Disputes large and small are a regular part of life in homeowner associations. While always prepared to litigate, Epsten believes it is preferable to settle many disputes through quicker and less costly methods, including negotiation and mediation. Experience has shown that the results of mediation can be effective and satisfying. Mediation can be the fastest, most-effective solution to conflicts between homeowners and homeowners in conflict with their association.

In mediation, the disputing parties present their problem to a neutral third person who is an experienced mediator. Investigation and documentation of the complaint is made and the mediator conducts meetings to openly explore the opposing positions and guide negotiation between the parties. If the parties do not reach a compromise on their own, the mediator presents a resolution of the dispute that the parties can either accept or reject. While mediation is non-binding, studies have documented a success rate of 85% when a mediator is employed to settle a dispute.

Amendment

The act of altering a governing document. With some exceptions, the amendment of CC&Rs and bylaws requires a member vote, while the board has the authority to amend rules. The percentages of member consent required for amendment are normally set forth in the governing documents themselves. Occasionally the consent of persons or entities other than the members (e.g., lenders) is required as well. The Davis-Stirling Act also contains a procedure for application to the Superior Court for approval of a proposed CC&R amendment when sufficient owner consents cannot be obtained. (Civ. Code §4275)

Cable Television

Depending on the provisions of an association’s governing documents, an association can enter into cable contracts without membership approval. Bulk cable contracts provide a reduced rate for cable services.
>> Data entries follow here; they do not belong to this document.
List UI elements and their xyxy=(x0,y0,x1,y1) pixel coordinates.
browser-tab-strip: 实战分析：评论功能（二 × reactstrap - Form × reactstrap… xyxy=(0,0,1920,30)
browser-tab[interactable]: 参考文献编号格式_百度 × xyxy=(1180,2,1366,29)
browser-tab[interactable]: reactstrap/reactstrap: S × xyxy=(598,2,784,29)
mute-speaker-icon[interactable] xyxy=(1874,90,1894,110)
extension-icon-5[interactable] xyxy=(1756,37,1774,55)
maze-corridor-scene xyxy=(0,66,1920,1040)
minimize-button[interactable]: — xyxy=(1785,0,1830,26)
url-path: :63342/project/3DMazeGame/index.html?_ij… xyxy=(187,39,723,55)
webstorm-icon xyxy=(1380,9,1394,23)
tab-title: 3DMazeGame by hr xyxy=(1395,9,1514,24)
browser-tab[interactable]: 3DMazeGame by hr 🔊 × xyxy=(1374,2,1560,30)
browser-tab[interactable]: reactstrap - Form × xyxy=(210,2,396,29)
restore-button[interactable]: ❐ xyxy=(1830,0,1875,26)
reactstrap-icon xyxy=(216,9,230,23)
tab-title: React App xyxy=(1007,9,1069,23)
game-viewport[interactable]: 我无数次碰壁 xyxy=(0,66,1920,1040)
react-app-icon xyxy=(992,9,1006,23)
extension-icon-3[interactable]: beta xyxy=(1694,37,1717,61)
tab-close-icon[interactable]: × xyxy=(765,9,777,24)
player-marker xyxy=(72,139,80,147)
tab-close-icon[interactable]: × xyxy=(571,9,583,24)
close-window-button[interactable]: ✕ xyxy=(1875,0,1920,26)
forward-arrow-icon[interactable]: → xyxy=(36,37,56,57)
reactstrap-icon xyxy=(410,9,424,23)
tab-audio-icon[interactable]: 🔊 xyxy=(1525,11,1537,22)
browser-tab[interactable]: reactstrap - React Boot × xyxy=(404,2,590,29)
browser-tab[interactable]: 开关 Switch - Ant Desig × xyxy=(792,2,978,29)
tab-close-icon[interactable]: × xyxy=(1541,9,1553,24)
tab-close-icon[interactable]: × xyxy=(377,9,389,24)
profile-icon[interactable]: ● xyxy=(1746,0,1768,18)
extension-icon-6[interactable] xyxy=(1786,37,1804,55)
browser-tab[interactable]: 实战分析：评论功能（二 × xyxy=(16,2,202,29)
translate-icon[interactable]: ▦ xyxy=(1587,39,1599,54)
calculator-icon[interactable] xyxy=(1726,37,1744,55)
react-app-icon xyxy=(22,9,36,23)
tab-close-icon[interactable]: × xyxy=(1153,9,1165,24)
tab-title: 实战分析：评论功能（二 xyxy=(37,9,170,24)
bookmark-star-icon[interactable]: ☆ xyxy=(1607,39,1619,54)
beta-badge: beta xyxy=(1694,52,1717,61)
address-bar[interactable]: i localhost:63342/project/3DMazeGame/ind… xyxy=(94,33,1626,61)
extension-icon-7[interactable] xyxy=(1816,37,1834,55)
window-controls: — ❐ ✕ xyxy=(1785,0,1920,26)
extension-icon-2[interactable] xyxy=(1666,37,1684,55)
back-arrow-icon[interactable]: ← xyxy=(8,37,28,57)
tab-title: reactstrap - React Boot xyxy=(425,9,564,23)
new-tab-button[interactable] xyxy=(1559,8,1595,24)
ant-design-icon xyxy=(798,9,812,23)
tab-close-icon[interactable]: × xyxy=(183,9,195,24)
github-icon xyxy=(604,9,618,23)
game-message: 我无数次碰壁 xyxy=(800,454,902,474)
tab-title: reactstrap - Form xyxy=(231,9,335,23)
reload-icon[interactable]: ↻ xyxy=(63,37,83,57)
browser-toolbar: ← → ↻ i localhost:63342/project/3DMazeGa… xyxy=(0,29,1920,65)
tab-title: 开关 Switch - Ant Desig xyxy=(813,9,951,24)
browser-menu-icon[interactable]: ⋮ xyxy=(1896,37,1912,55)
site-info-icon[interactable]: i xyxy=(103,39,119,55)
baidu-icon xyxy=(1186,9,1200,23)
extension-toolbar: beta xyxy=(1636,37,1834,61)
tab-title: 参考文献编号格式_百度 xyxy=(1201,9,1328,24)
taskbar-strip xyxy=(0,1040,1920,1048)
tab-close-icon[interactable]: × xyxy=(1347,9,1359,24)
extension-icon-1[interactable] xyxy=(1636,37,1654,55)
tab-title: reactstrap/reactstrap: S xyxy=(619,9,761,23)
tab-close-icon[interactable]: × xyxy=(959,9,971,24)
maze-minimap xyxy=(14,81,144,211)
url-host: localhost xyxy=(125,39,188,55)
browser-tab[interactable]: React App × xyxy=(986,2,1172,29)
Even if the board has authority to enter into a cable contract for the entire community, member approval may be required if the term of the contract exceeds any service contract term limits in the governing documents.

Contractors

Most construction or repair work with a value over $500 must be performed by a contractor that is properly licensed (Bus & Prof. Code 7028 and 7048). A summary of the licenses issued by the State of California, and the work that can be performed by a person holding each type of license can be found at www.cslb.ca.gov. A check of this website should be made before any contract is signed to ensure that the Association is working with a person or company lawfully entitled to do the work and that the license is active and valid.

Easements

An easement is an incorporeal interest in the land of another that gives the easement holder the right to use the other’s land or to prevent the other person from using the land. Easements can be created in many ways, including by deed, agreement, CC&Rs, through necessity, hostile use (prescription), and through petitioning the court to exercise it equitable powers. The owner of the land usually retains the right to use the land encumbered by the easement to the extent that such use does not unreasonably interfere with the easement holder’s use. Easements frequently give rise to disputes concerning what may be done in the easement by the easement holder and the land owner, whether the easement is being overburdened, who must maintain and repair the easement area, and who must share in the cost of that work.

Good Standing

A term of no fixed meaning generally construed in associations to refer to compliance with governing documents. Thus an owner who is in default on payment of assessments, or in violation of the governing documents, may be said to be “not in good standing.” However, because the term is not defined by statute, a clear definition within the governing documents is advisable. A finding that an owner is “not in good standing” may require prior notice and a hearing.

Nonprofit Corporation

Most, but not all, CIDs are incorporated as nonprofit corporations. Most are nonprofit mutual benefit corporations under Corporations Code section 7110 et seq. A very small number of large, typically master, associations may be nonprofit public benefit corporations under the public benefit corporation law, Corporations Code section 5110 et seq.